I'm not familiar with your gear. I think it is good to match things with the space.

People have ideas about what sounds good. I strive for coherence from the electronics out to the speaker and hopefully into the room.

The honk of horn tweeters has been mentioned in web posts. The resonance was obvious to me. I freaked out when I heard that sound from my ML-10's; then realized it was the soundtrack from an old movie. As a note, I imagine people immediately jump to a lack of hi-frequency resolution in the Tannoy SGM-10. I don't know. The speakers sound effortless and natural to me. Maybe the brain fills in the missing frequencies, especially in a coherent sound system.


----------



## q2bon2b (Aug 5, 2010)

The setup is very nice and pleasing but my attention is repeatedly drawn to the awesome speakers. I guess with the lights dimmed, I wouldn't be as distracted. However, I sure wouldn't mind having that HT room, but with some other furniture pieces though.


----------



## taoggniklat (Mar 30, 2010)

Well from pictures of systems I have seen others do, I would love to experience RMK's (from AVS forum) JTR system. It looks amazing and from what I read, sounds amazing.

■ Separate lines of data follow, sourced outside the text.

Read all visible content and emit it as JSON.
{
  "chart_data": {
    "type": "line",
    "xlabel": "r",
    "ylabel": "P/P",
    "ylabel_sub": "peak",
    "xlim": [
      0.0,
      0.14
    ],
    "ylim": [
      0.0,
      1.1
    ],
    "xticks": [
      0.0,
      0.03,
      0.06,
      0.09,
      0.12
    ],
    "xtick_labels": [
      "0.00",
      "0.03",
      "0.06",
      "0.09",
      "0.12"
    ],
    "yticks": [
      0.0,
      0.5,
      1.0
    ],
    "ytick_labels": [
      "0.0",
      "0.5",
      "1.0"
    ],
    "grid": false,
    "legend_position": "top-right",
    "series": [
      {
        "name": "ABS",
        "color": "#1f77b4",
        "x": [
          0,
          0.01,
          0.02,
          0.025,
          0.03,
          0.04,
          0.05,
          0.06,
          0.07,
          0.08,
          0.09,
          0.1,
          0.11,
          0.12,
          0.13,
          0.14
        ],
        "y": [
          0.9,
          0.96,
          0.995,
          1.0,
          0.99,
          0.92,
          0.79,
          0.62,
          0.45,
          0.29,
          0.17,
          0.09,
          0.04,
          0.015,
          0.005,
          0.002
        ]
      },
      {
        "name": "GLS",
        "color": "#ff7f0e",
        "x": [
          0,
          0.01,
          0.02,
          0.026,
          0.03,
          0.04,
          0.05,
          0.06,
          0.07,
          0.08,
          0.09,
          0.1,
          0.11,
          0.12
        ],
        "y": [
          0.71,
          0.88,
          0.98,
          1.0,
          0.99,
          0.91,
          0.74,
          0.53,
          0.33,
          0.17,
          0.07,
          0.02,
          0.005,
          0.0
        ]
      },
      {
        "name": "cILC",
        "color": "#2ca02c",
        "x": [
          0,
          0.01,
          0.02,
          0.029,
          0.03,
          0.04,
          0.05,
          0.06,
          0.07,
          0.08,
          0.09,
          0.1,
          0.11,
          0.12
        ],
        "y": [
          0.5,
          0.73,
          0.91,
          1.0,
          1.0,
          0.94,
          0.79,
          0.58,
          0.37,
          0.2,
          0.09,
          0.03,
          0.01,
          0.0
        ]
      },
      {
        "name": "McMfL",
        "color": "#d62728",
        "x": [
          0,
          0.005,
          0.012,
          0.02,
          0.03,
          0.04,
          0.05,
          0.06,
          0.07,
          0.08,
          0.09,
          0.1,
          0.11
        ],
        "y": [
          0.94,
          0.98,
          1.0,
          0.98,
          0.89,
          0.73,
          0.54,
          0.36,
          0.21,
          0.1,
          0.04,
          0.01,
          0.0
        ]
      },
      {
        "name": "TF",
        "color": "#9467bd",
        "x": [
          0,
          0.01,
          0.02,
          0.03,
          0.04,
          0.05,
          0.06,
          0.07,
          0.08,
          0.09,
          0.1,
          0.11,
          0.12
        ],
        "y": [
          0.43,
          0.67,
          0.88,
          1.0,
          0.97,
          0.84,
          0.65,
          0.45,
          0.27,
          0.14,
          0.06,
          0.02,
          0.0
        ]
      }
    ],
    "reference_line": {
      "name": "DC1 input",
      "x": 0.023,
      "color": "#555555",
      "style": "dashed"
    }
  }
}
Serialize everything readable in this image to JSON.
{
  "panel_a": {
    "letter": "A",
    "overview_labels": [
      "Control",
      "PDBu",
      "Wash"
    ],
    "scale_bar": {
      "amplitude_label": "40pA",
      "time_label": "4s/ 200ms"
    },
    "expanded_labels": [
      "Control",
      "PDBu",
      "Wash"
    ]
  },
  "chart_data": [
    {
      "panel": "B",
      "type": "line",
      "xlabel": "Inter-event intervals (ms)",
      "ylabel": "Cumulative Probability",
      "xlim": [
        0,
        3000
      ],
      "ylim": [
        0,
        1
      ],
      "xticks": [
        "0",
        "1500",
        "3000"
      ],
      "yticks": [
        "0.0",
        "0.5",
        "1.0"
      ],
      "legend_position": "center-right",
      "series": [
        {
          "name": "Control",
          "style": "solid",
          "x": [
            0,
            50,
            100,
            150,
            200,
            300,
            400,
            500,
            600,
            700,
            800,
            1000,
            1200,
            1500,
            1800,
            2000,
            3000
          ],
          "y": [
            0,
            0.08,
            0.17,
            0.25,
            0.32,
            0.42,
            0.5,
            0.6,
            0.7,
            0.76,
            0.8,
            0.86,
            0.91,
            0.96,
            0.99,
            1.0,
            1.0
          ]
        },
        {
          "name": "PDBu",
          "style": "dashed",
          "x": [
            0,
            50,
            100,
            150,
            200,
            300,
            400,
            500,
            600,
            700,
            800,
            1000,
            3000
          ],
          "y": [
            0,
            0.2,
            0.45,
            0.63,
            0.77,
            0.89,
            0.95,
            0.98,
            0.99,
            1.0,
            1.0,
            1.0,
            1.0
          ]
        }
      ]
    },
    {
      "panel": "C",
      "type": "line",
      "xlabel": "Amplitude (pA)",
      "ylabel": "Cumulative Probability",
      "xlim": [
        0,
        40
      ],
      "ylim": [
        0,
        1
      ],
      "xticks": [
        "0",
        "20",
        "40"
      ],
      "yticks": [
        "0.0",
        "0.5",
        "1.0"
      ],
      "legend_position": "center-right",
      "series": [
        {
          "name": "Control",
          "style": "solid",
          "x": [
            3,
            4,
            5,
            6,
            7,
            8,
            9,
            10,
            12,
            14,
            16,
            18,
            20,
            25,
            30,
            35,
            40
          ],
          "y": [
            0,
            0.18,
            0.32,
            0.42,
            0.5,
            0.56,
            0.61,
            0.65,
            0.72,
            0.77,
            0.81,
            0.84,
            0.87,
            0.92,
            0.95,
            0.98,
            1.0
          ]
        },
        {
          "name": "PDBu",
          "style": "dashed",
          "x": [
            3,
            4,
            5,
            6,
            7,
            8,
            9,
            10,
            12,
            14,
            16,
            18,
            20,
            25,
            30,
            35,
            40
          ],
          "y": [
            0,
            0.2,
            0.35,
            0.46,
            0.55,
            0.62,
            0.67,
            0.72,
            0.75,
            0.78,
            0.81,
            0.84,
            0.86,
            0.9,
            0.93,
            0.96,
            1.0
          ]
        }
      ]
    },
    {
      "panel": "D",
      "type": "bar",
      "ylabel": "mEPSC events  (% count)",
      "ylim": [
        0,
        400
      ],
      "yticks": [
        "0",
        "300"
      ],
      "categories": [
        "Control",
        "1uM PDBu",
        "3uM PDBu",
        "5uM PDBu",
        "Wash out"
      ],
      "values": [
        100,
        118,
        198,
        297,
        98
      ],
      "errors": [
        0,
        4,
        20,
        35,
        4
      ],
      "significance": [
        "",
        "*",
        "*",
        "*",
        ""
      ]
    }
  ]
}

Based on systems that I have personally heard:
A friend of mine has a Salk HT2TL system with room treatments and the sound quality is outstanding. It may not be the most dynamic HT system, but the quality of that sound is amazing. 

Another favorite of mine was a system I heard several years ago. It consisted of 5 channels of Legacy Audio Focus speakers and it was quite amazing. Meridian's digital system was also quite amazing at the time. 

Granteed....have you had a chance to hear Fritz Carbon7 monitors? Check them out if you ever get a chance. Easily one of my favorite monitor speakers. You might like them.


----------



## GranteedEV (Aug 8, 2010)

taoggniklat said:


> Granteed....have you had a chance to hear Fritz Carbon7 monitors? Check them out if you ever get a chance. Easily one of my favorite monitor speakers. You might like them.


Based on the product page it seems to use some very familiar Scan Speak drivers... Although I don't know how the crossover sounds. Not to take away from fritz, but I also don't like how his website seemingly caters to the subjective community. I prefer it when manufactures have websites like the ones by Salk Sound and Ascend Acoustics... open and clear - when i read those websites i actually learn about the speaker.

FWIW, the Scan Speak 9500, which seems to my eyes to be the one used in the carbon 7, is one tweeter i would consider using in a DIY cost is only a bit of an object reference type system. What I would do is put it in a short and wide waveguide very similar to what Revel uses in their Salon2 tweeter. I would use an active crossover and cross it with a high slope for best sweet spot (I've also become very interested in finite impulse response crossovers).

Regarding salks, even though it's not the most attractive speaker, I really badly want to hear the Soundscape 12. It may be the best passively 3-way speaker out there, just based on some factors (the drivers, the crossover designer, the uniqu box... they all indicate an exceptionally performing speaker)

Honestly though, if i was getting any speaker with off the shelf drivers, I'd first invest in a DEQX and just get the drivers myself. the DEQX is a more valuable thing to own than any commercial loud speaker.


----------